If you have been paying any attention to the blogsphere, or the Telegraph, the Daily Mail, the Guardian, the Times or CNN in the last week you will know that Israel has invaded Lebanon and that Petite Anglaise was fired from her job for bringing disrepute on her employer. Petite's account indicates that her employer spent a weekend reading her blog. She says quite thoroughly, though I suspect he just clicked the "working girl" category to read the work posts - a great example of poor preparation, and an indirect cause of the subsequent media storm.
You see, if you read Petite thoroughly, looking at the profiles and blogs of those who post comments, you will discover that Petite is read widely by media types. She would be within six degrees of separation from almost every Newspaper editor in the English speaking world. Being her boss you would also have noticed that she is articulate in two languages, intelligent, very good looking, and a single mum. Having read her blog you would know that she writes beautifully, and sensitively, about her daughter - you are not firing Petite, you are firing Tadpole's mum - and has ambitions beyond the secretarial. Having seen the book covers in her right sidebar, you would know that she admires bloggers turned authors, and you could assume that she wants to join their ranks. And if you fire her, she will have a lot of time on her hands. She is, in short, a media darling in waiting, willing and able to step up to the plate.

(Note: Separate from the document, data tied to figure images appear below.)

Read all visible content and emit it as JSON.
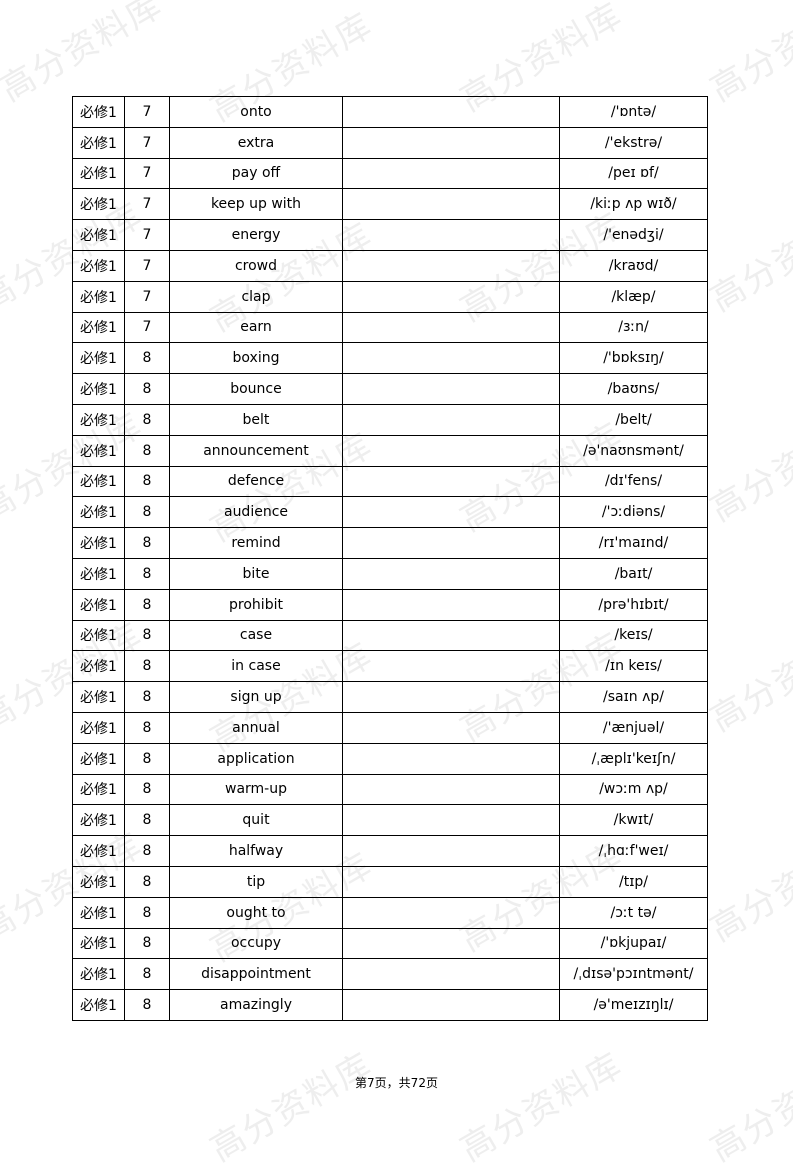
{
  "watermark": "高分资料库",
  "rows": [
    [
      "必修1",
      "7",
      "onto",
      "",
      "/'ɒntə/"
    ],
    [
      "必修1",
      "7",
      "extra",
      "",
      "/'ekstrə/"
    ],
    [
      "必修1",
      "7",
      "pay off",
      "",
      "/peɪ ɒf/"
    ],
    [
      "必修1",
      "7",
      "keep up with",
      "",
      "/kiːp ʌp wɪð/"
    ],
    [
      "必修1",
      "7",
      "energy",
      "",
      "/'enədʒi/"
    ],
    [
      "必修1",
      "7",
      "crowd",
      "",
      "/kraʊd/"
    ],
    [
      "必修1",
      "7",
      "clap",
      "",
      "/klæp/"
    ],
    [
      "必修1",
      "7",
      "earn",
      "",
      "/ɜːn/"
    ],
    [
      "必修1",
      "8",
      "boxing",
      "",
      "/'bɒksɪŋ/"
    ],
    [
      "必修1",
      "8",
      "bounce",
      "",
      "/baʊns/"
    ],
    [
      "必修1",
      "8",
      "belt",
      "",
      "/belt/"
    ],
    [
      "必修1",
      "8",
      "announcement",
      "",
      "/ə'naʊnsmənt/"
    ],
    [
      "必修1",
      "8",
      "defence",
      "",
      "/dɪ'fens/"
    ],
    [
      "必修1",
      "8",
      "audience",
      "",
      "/'ɔːdiəns/"
    ],
    [
      "必修1",
      "8",
      "remind",
      "",
      "/rɪ'maɪnd/"
    ],
    [
      "必修1",
      "8",
      "bite",
      "",
      "/baɪt/"
    ],
    [
      "必修1",
      "8",
      "prohibit",
      "",
      "/prə'hɪbɪt/"
    ],
    [
      "必修1",
      "8",
      "case",
      "",
      "/keɪs/"
    ],
    [
      "必修1",
      "8",
      "in case",
      "",
      "/ɪn keɪs/"
    ],
    [
      "必修1",
      "8",
      "sign up",
      "",
      "/saɪn ʌp/"
    ],
    [
      "必修1",
      "8",
      "annual",
      "",
      "/'ænjuəl/"
    ],
    [
      "必修1",
      "8",
      "application",
      "",
      "/ˌæplɪ'keɪʃn/"
    ],
    [
      "必修1",
      "8",
      "warm-up",
      "",
      "/wɔːm ʌp/"
    ],
    [
      "必修1",
      "8",
      "quit",
      "",
      "/kwɪt/"
    ],
    [
      "必修1",
      "8",
      "halfway",
      "",
      "/ˌhɑːf'weɪ/"
    ],
    [
      "必修1",
      "8",
      "tip",
      "",
      "/tɪp/"
    ],
    [
      "必修1",
      "8",
      "ought to",
      "",
      "/ɔːt tə/"
    ],
    [
      "必修1",
      "8",
      "occupy",
      "",
      "/'ɒkjupaɪ/"
    ],
    [
      "必修1",
      "8",
      "disappointment",
      "",
      "/ˌdɪsə'pɔɪntmənt/"
    ],
    [
      "必修1",
      "8",
      "amazingly",
      "",
      "/ə'meɪzɪŋlɪ/"
    ]
  ],
  "footer": "第7页，共72页"
}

And still he fired her. According to Petite's timeline he read the blog on the weekend and she was out by the end of the week. It looks to me like a hasty decision, made without considering all the angles. A more cunning person would have discussed the matter with Petite, given her a written warning, and requested that she not identify her workplace or use company facilities for blogging. A wise person would have given her the warning, then moved her into corporate communications. By firing Petite they have given her no option but to take her plight public. It is simply the path of least resistance - she has no job, nothing to lose by publishing, and 3000 readers per day who she habitually uses as confidants. What else would she do?

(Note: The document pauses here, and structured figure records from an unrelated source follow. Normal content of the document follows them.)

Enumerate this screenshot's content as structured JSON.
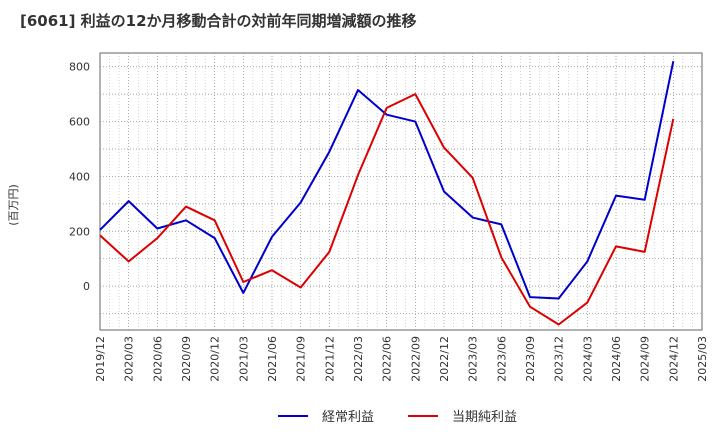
{
  "title": "[6061]  利益の12か月移動合計の対前年同期増減額の推移",
  "chart_data": {
    "type": "line",
    "title": "[6061]  利益の12か月移動合計の対前年同期増減額の推移",
    "ylabel": "(百万円)",
    "xlabel": "",
    "ylim": [
      -160,
      850
    ],
    "yticks": [
      0,
      200,
      400,
      600,
      800
    ],
    "categories": [
      "2019/12",
      "2020/03",
      "2020/06",
      "2020/09",
      "2020/12",
      "2021/03",
      "2021/06",
      "2021/09",
      "2021/12",
      "2022/03",
      "2022/06",
      "2022/09",
      "2022/12",
      "2023/03",
      "2023/06",
      "2023/09",
      "2023/12",
      "2024/03",
      "2024/06",
      "2024/09",
      "2024/12",
      "2025/03"
    ],
    "series": [
      {
        "name": "経常利益",
        "color": "#0000cc",
        "values": [
          205,
          310,
          210,
          240,
          175,
          -25,
          180,
          305,
          490,
          715,
          625,
          600,
          345,
          250,
          225,
          -40,
          -45,
          90,
          330,
          315,
          820,
          null
        ]
      },
      {
        "name": "当期純利益",
        "color": "#dd0000",
        "values": [
          185,
          90,
          175,
          290,
          240,
          15,
          58,
          -5,
          125,
          405,
          650,
          700,
          505,
          395,
          105,
          -75,
          -140,
          -60,
          145,
          125,
          610,
          null
        ]
      }
    ],
    "legend": "bottom",
    "grid": true
  }
}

The employer's subsequent media management has been even more short-sighted. So far it has been media relations by "No comment" and not returning phone calls; giving Petite complete control over the story without, surprisingly, ever mentioning the name of the company. The company appears utterly discredited, either by its unfair treatment of a staff member, or the inadequacy of its HR policies in the face of such a challenge. (May large, conservative companies now require staff to sign a contract prohibiting them from blogging, or blogging about work). The company's cold, unsophisticated and reactionary media strategy - so favoured by the archly conservative end of British society - was utterly discredited by its disastrous impact on the British royal family's reputation following the death of Princess Diana. A more evolved organisation would have put its own side of the story, stating why it believes it behaved rationally and reasonably. And if it cannot come up with a plausible explanation, it should recognise that it is in an indefensible position and begin remediation before the media storm becomes a tornado.

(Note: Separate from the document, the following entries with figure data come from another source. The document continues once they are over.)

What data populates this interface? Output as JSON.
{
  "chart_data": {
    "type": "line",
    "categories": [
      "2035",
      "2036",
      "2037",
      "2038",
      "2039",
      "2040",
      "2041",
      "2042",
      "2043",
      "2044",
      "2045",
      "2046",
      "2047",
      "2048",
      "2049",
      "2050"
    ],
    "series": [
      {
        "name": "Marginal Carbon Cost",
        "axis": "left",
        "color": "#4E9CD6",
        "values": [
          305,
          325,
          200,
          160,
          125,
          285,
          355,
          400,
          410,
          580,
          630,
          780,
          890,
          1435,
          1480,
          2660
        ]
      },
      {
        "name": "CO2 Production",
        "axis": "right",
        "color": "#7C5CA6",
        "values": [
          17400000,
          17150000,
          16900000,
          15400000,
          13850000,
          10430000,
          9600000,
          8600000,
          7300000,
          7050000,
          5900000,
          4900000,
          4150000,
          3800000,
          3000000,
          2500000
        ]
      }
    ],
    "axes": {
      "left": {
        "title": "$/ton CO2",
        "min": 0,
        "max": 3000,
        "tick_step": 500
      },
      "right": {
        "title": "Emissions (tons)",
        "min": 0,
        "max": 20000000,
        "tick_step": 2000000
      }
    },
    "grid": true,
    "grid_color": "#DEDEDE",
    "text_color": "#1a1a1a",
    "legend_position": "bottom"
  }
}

Media relations aside; the most potentially damaging fallout for the employer will occur if it wins against Petite at the industrial relations tribunal. Because all Petite did was talk, abstractly, about work in a public forum, a victory would set the precedent that discussing work in a public forum not controlled by your workplace - regardless of whether you identify your employer - brings discredit on your employer.
This would prevent anybody from discussing their job at after work drinks with friends; it would prevent students from discussing their work during continuing education - as is required to become a chartered accountant; and it would ultimately mean that the man who fired Petite should lose his own job for his presentation at the meeting of the International Tax Planning Association in Lausanne last month, or at least for any comments he made about work between sessions.
[Petite and her erstwhile employer have been invited to comment.]